Finansowanie z budżetu chyba najlepiej chroni przed sięganiem po pieniądze spod stołu i z kopert, za czym idzie prawie zawsze jakieś zobowiązanie wobec kogoś. Nie jestem więc zwolennikiem projektu Platformy Obywatelskiej, natomiast uważam, że finansowanie z budżetu powinno być ujęte w lepsze niż dotąd ramy w dwu sprawach. Po pierwsze, by ograniczyć wydawanie pieniędzy na polityczną reklamę i po drugie, by stworzyć, jakieś wsparcie dla partii chcących wejść na scenę, żeby nie stawały od początku na straconych pozycjach. Ale w tej debacie o finansowaniu partii wywołanej przez PO nie najważniejsze są kwestie merytoryczne, bo one i tak nie zostaną rozstrzygnięte, bo nie o kwestie merytoryczne, moim zdaniem, chodziło Platformie, kiedy swój projekt zgłaszała.

Było od początku oczywiste, że całkowite zawieszenie finansowania partii, choćby na ograniczony czas nie ma szansy na uchwalenie przez parlament i kierownictwo PO doskonale to wie także od początku. Projekt został zgłoszony nie po to, by wygrać w Sejmie, lecz po to, by wygrać wśród wyborców, a wygrana może być nawet u nich większa, jeżeli w Sejmie się przegra. Wtedy będzie można powiedzieć – popatrzcie myśmy chcieli tych polityków – pasożytów odciąć od publicznej sakiewki, a oni się nie dali. To my reprezentujemy Wasz interes, a oni swój. PO nie od dziś gra na negatywnym stosunku dużej części elektoratu do polityków i do partii i te negatywne uczucia podsyca.
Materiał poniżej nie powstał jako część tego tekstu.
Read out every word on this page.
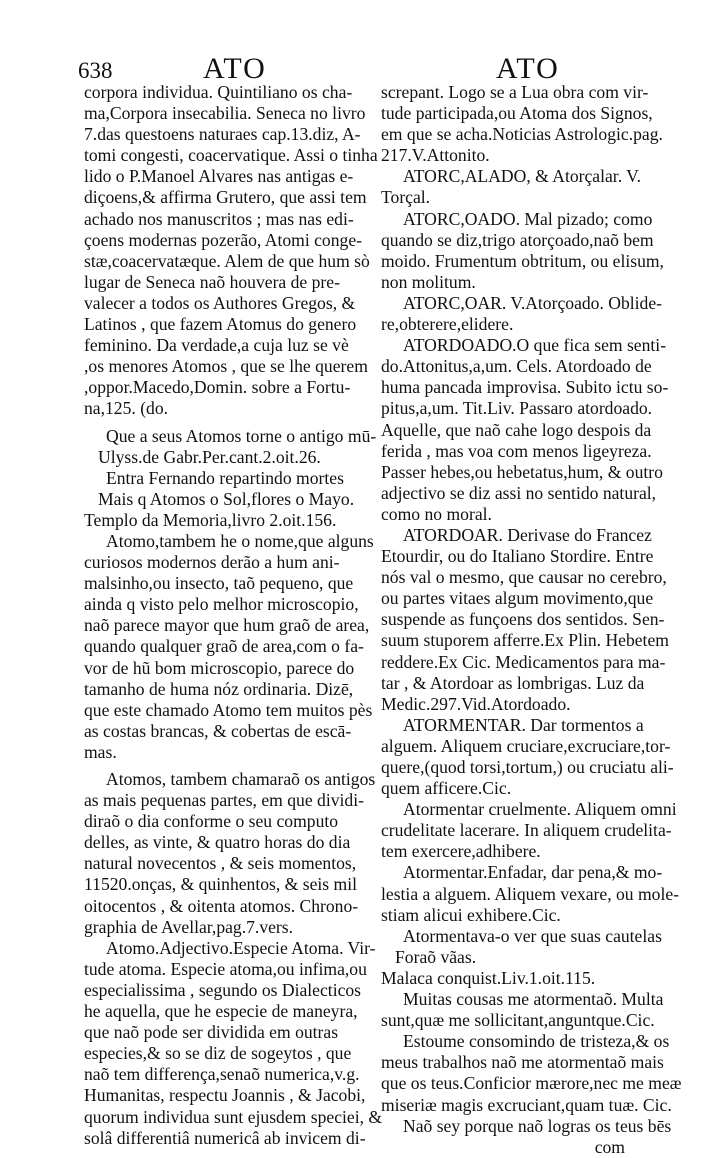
638	ATO	ATO

corpora individua. Quintiliano os cha-

ma,Corpora insecabilia. Seneca no livro

7.das questoens naturaes cap.13.diz, A-

tomi congesti, coacervatique. Assi o tinha

lido o P.Manoel Alvares nas antigas e-

diçoens,& affirma Grutero, que assi tem

achado nos manuscritos ; mas nas edi-

çoens modernas pozerão, Atomi conge-

stæ,coacervatæque. Alem de que hum sò

lugar de Seneca naõ houvera de pre-

valecer a todos os Authores Gregos, &

Latinos , que fazem Atomus do genero

feminino. Da verdade,a cuja luz se vè

,os menores Atomos , que se lhe querem

,oppor.Macedo,Domin. sobre a Fortu-

na,125. (do.

Que a seus Atomos torne o antigo mū-

Ulyss.de Gabr.Per.cant.2.oit.26.

Entra Fernando repartindo mortes

Mais q Atomos o Sol,flores o Mayo.

Templo da Memoria,livro 2.oit.156.

Atomo,tambem he o nome,que alguns

curiosos modernos derão a hum ani-

malsinho,ou insecto, taõ pequeno, que

ainda q visto pelo melhor microscopio,

naõ parece mayor que hum graõ de area,

quando qualquer graõ de area,com o fa-

vor de hũ bom microscopio, parece do

tamanho de huma nóz ordinaria. Dizē,

que este chamado Atomo tem muitos pès

as costas brancas, & cobertas de escā-

mas.

Atomos, tambem chamaraõ os antigos

as mais pequenas partes, em que dividi-

diraõ o dia conforme o seu computo

delles, as vinte, & quatro horas do dia

natural novecentos , & seis momentos,

11520.onças, & quinhentos, & seis mil

oitocentos , & oitenta atomos. Chrono-

graphia de Avellar,pag.7.vers.

Atomo.Adjectivo.Especie Atoma. Vir-

tude atoma. Especie atoma,ou infima,ou

especialissima , segundo os Dialecticos

he aquella, que he especie de maneyra,

que naõ pode ser dividida em outras

especies,& so se diz de sogeytos , que

naõ tem differença,senaõ numerica,v.g.

Humanitas, respectu Joannis , & Jacobi,

quorum individua sunt ejusdem speciei, &

solâ differentiâ numericâ ab invicem di-

screpant. Logo se a Lua obra com vir-

tude participada,ou Atoma dos Signos,

em que se acha.Noticias Astrologic.pag.

217.V.Attonito.

ATORC,ALADO, & Atorçalar. V.

Torçal.

ATORC,OADO. Mal pizado; como

quando se diz,trigo atorçoado,naõ bem

moido. Frumentum obtritum, ou elisum,

non molitum.

ATORC,OAR. V.Atorçoado. Oblide-

re,obterere,elidere.

ATORDOADO.O que fica sem senti-

do.Attonitus,a,um. Cels. Atordoado de

huma pancada improvisa. Subito ictu so-

pitus,a,um. Tit.Liv. Passaro atordoado.

Aquelle, que naõ cahe logo despois da

ferida , mas voa com menos ligeyreza.

Passer hebes,ou hebetatus,hum, & outro

adjectivo se diz assi no sentido natural,

como no moral.

ATORDOAR. Derivase do Francez

Etourdir, ou do Italiano Stordire. Entre

nós val o mesmo, que causar no cerebro,

ou partes vitaes algum movimento,que

suspende as funçoens dos sentidos. Sen-

suum stuporem afferre.Ex Plin. Hebetem

reddere.Ex Cic. Medicamentos para ma-

tar , & Atordoar as lombrigas. Luz da

Medic.297.Vid.Atordoado.

ATORMENTAR. Dar tormentos a

alguem. Aliquem cruciare,excruciare,tor-

quere,(quod torsi,tortum,) ou cruciatu ali-

quem afficere.Cic.

Atormentar cruelmente. Aliquem omni

crudelitate lacerare. In aliquem crudelita-

tem exercere,adhibere.

Atormentar.Enfadar, dar pena,& mo-

lestia a alguem. Aliquem vexare, ou mole-

stiam alicui exhibere.Cic.

Atormentava-o ver que suas cautelas

Foraõ vãas.

Malaca conquist.Liv.1.oit.115.

Muitas cousas me atormentaõ. Multa

sunt,quæ me sollicitant,anguntque.Cic.

Estoume consomindo de tristeza,& os

meus trabalhos naõ me atormentaõ mais

que os teus.Conficior mærore,nec me meæ

miseriæ magis excruciant,quam tuæ. Cic.

Naõ sey porque naõ logras os teus bēs

com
Na długą metę to jest niemądre, bo w ten sposób podcina się gałaź na której się siedzi, a jednocześnie wykorzenia się ze świadomości powszechnej fakt – bardzo słabo zakorzeniony – że partie są dobrem, a nie złem, które trzeba tolerować, a może należałoby się ich pozbyć. Powiedzmy na rzecz jednej.

Mnie się postępowanie Platformy w tej sprawie bardzo niepodoba. Widzę w nim po pierwsze przyczynianie się do niszczenia koniecznej społeczeństwu żyjącemu w demokracji świadomości, że demokracja nie jest możliwa bez właściwych jej instytucji, których kluczowym składnikiem są partie polityczne. Wszystkie złe rzeczy, które można im zarzucić i które partiom zarzuca się od zawsze i wszędzie nie zmieniają tego, że bez nich nie ma wolności. I nie należy robić nic, co by ludziom przywodziło do głów, że może być inaczej.  A PO antypartyjną retoryką to robi, choć sama jest partią. Po drugie, jeżeli zgłasza się projekt ustawy wiedząc, od początku, że nie będzie uchwalona, to robimy coś, co jest fałszem, bo wiadomo, że pod retoryką, jest inna prawda. Z irytacją, ale i z rozbawieniem słuchałem wspomnianych na początku parlamentarzystów Platformy, jak to niemal łzy lali nad zgnębionym przez kryzys narodem, który dzień zaczyna od sięgania po ołówek i kartkę papieru, żeby policzyć, czy zwiąże  koniec z końcem do wieczora, a te sejmowe samoluby tuczą się pienięzmi podatników i nie chcą oddać ani złotówki. Szczególnie zapłakany z tego powodu był poseł Waldy Dzikowski, choć z pogodną twarzą.

Jestem wyborcą Platformy, bo spośród wszystkich sił politycznych na scenie uważam ją za najlepszą dziś gwarancję, że Polska nie odwróci się od wyzwań współczesności, nie pomaszeruje do sarmackiego zaścianka, czy na inne pobocze, że demokracja w kraju nie zostanie wyposażona w jakiś przymiotnik; prawdziwa, narodowa, republikańska, chrześcijańska, cudowna, IV RP etc. Tym bardziej złoszczą mnie te działania PO w których, jak na dłoni, widać zasadę „co innego mówię, co innego myślę”. Wierzę, że Platforma chce zlikwidować finansowanie partii z budżetu. Ale zgłosiła to teraz nie po to, żeby to zrobić, lecz po to by zrobić dobre wrażenie na publice. I to jest brzydkie.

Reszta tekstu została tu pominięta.